Most quarters, however, I still do a bunch of walking during my FMD-ing.  But as my previously-mentioned knee tweak is still on the mend, without really meaning to, I’d also temporarily dropped from my usual daily 10-15k steps to just whatever bare minimum of limpy walking was required to get to work or meals or move around indoors.  Thus, for the final days of last week I was barely moving, and over the weekend, I pretty much wasn’t moving at all.

Early this year, when I started having back pain, I traced it to a similar walking fall-off, and ‘miraculously’ cured myself just by starting doing sufficient daily walking again.  But, apparently, I’m a slow learner.  Or, conversely, maybe I didn’t realize how quickly the absence of walking could be felt—especially if I’m also not pushing myself in the gym.

Indeed, by Saturday night, I got in bed, and spent several hours staring at the ceiling before I was finally able to fall asleep.  And then, on Sunday, despite being super tired all day, I again got in bed and couldn’t fall asleep, this time for pretty much the entire night, watching the time slowly tick by in fifteen minute increments until I gave up and groggily got out of bed at 5am.

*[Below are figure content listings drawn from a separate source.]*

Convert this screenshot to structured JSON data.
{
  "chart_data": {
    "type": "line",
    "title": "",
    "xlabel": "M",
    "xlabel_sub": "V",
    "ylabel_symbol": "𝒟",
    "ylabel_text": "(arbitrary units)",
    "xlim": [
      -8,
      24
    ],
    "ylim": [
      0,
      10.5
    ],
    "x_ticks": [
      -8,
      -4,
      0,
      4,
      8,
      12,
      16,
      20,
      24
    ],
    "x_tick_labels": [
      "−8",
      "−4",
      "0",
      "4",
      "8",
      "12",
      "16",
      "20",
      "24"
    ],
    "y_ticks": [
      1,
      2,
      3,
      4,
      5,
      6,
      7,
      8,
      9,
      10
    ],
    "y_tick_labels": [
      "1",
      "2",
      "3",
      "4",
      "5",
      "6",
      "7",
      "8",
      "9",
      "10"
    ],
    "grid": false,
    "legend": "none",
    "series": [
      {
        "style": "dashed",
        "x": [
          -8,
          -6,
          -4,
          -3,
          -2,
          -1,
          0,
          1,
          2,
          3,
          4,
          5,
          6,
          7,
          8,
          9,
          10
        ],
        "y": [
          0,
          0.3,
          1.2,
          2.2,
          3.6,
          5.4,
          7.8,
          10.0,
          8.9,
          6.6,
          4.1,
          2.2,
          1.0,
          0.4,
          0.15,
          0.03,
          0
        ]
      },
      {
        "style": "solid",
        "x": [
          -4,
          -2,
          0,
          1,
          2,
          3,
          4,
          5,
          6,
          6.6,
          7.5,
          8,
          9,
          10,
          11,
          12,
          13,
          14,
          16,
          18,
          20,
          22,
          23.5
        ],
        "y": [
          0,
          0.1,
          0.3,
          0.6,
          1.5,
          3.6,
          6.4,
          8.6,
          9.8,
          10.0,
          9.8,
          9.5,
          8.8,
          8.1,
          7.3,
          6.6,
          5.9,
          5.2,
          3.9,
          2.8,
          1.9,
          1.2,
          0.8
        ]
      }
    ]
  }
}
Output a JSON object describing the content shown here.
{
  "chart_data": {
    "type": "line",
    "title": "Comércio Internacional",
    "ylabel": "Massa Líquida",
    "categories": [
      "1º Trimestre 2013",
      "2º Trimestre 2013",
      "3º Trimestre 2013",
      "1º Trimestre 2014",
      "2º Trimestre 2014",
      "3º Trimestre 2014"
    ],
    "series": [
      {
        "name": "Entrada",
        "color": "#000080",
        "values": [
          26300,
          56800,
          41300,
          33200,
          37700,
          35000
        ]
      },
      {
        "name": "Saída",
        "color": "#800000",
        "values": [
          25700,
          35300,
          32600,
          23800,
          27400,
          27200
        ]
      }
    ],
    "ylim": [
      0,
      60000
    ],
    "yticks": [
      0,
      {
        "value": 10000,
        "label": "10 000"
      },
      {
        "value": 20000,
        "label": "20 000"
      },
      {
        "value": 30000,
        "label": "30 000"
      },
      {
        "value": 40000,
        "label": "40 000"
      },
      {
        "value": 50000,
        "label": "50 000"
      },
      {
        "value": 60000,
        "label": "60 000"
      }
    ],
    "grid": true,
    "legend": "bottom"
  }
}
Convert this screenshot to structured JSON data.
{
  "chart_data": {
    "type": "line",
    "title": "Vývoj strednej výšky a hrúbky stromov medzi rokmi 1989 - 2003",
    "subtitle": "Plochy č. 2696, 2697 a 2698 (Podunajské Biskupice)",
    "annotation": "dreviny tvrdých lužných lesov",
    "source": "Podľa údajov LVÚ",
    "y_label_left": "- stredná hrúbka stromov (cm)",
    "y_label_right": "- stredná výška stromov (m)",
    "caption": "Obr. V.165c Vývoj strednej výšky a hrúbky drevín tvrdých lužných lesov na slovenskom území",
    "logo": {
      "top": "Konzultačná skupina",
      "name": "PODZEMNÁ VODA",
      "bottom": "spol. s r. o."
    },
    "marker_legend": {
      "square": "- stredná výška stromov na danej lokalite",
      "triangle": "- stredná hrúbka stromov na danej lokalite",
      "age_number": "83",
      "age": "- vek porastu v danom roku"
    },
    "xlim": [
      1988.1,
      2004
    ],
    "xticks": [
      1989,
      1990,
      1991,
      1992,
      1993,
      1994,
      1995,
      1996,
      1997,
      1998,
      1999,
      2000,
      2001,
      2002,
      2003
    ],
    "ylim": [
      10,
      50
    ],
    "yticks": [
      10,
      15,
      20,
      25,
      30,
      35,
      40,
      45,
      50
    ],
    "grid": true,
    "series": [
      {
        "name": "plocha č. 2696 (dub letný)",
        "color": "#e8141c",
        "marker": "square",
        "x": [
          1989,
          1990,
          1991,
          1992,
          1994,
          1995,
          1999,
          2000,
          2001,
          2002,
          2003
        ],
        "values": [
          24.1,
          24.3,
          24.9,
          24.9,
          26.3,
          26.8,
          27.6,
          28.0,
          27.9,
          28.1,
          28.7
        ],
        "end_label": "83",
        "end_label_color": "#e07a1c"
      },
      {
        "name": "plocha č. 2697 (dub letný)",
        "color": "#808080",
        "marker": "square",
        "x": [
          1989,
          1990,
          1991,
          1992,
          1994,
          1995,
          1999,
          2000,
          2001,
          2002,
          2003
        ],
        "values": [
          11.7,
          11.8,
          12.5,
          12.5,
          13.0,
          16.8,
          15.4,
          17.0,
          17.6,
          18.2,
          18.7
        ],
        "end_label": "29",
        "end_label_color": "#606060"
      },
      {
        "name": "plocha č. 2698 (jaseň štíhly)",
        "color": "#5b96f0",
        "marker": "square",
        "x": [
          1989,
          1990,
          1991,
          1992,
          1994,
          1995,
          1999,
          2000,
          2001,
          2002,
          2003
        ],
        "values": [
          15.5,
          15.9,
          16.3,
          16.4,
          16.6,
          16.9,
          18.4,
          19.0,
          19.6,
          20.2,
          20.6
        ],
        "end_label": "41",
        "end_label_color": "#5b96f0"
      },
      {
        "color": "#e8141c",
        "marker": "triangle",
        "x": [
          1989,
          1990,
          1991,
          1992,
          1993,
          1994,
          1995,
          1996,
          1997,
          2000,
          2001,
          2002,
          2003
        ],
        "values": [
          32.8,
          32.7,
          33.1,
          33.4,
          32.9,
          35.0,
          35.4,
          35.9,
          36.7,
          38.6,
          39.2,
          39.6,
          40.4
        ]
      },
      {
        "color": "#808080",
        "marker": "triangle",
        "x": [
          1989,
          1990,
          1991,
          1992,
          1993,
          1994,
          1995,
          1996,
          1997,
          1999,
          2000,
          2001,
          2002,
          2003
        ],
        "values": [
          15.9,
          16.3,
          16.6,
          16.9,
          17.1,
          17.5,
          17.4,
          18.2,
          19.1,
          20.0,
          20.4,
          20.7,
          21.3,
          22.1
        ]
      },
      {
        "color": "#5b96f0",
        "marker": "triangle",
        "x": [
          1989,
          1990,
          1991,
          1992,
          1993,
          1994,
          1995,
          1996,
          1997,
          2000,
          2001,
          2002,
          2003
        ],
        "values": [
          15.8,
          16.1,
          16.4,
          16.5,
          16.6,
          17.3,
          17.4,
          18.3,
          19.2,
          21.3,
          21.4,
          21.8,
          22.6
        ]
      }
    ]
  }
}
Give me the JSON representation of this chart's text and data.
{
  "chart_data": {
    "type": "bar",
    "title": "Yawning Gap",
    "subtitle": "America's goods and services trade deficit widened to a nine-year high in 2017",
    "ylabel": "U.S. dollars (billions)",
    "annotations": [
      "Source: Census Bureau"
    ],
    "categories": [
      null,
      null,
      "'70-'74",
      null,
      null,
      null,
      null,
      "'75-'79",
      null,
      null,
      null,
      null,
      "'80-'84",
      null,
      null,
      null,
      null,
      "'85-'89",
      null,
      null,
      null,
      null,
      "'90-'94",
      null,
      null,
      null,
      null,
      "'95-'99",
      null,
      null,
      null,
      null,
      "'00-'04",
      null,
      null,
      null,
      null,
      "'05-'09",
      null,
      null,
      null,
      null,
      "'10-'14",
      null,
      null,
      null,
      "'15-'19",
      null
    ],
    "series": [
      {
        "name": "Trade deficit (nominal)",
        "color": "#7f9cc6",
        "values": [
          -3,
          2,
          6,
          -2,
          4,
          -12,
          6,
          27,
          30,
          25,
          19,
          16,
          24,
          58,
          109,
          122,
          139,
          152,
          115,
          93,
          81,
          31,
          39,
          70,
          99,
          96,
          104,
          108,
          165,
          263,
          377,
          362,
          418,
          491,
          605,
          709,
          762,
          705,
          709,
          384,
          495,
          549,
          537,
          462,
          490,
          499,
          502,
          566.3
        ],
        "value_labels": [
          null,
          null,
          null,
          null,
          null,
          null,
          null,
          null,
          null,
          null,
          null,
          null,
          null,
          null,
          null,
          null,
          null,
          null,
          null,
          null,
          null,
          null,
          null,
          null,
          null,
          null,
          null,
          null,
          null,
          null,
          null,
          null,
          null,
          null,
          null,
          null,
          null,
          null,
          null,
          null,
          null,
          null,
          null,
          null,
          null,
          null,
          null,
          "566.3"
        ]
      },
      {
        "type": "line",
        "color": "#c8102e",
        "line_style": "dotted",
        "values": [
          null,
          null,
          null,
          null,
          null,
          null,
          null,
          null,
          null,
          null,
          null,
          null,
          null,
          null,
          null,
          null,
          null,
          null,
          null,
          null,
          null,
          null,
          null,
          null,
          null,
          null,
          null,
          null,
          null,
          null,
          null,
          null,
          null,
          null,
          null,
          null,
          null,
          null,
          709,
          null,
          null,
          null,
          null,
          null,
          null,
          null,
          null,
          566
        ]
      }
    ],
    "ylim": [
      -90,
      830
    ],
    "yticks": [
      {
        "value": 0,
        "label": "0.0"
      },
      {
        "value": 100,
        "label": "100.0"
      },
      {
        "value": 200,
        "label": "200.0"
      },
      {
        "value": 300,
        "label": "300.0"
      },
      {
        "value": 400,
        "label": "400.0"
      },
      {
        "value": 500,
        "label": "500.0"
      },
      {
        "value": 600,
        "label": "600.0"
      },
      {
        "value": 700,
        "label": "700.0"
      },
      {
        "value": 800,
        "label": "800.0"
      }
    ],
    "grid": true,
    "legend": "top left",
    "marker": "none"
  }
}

By Monday, I felt terrible.  But I was also at least just smart enough to have identified potential cause and effect.  So, I got in at least 7500 steps, tweaky knee be damned.  And I made it to the gym for a short workout, easing back into light squats, presses, and deadlifts.

Monday evening, I was out cold almost before my head hit the pillow.  And then slept like a log for eight and a half hours straight.

So, if your own sleep is less stellar than you might hope, consider adding some movement into your day.  Even thirty minutes of fast walking makes a big difference for me, and that’s a small amount of time to invest for seven or eight far-more-pleasant hours of snoozing in exchange.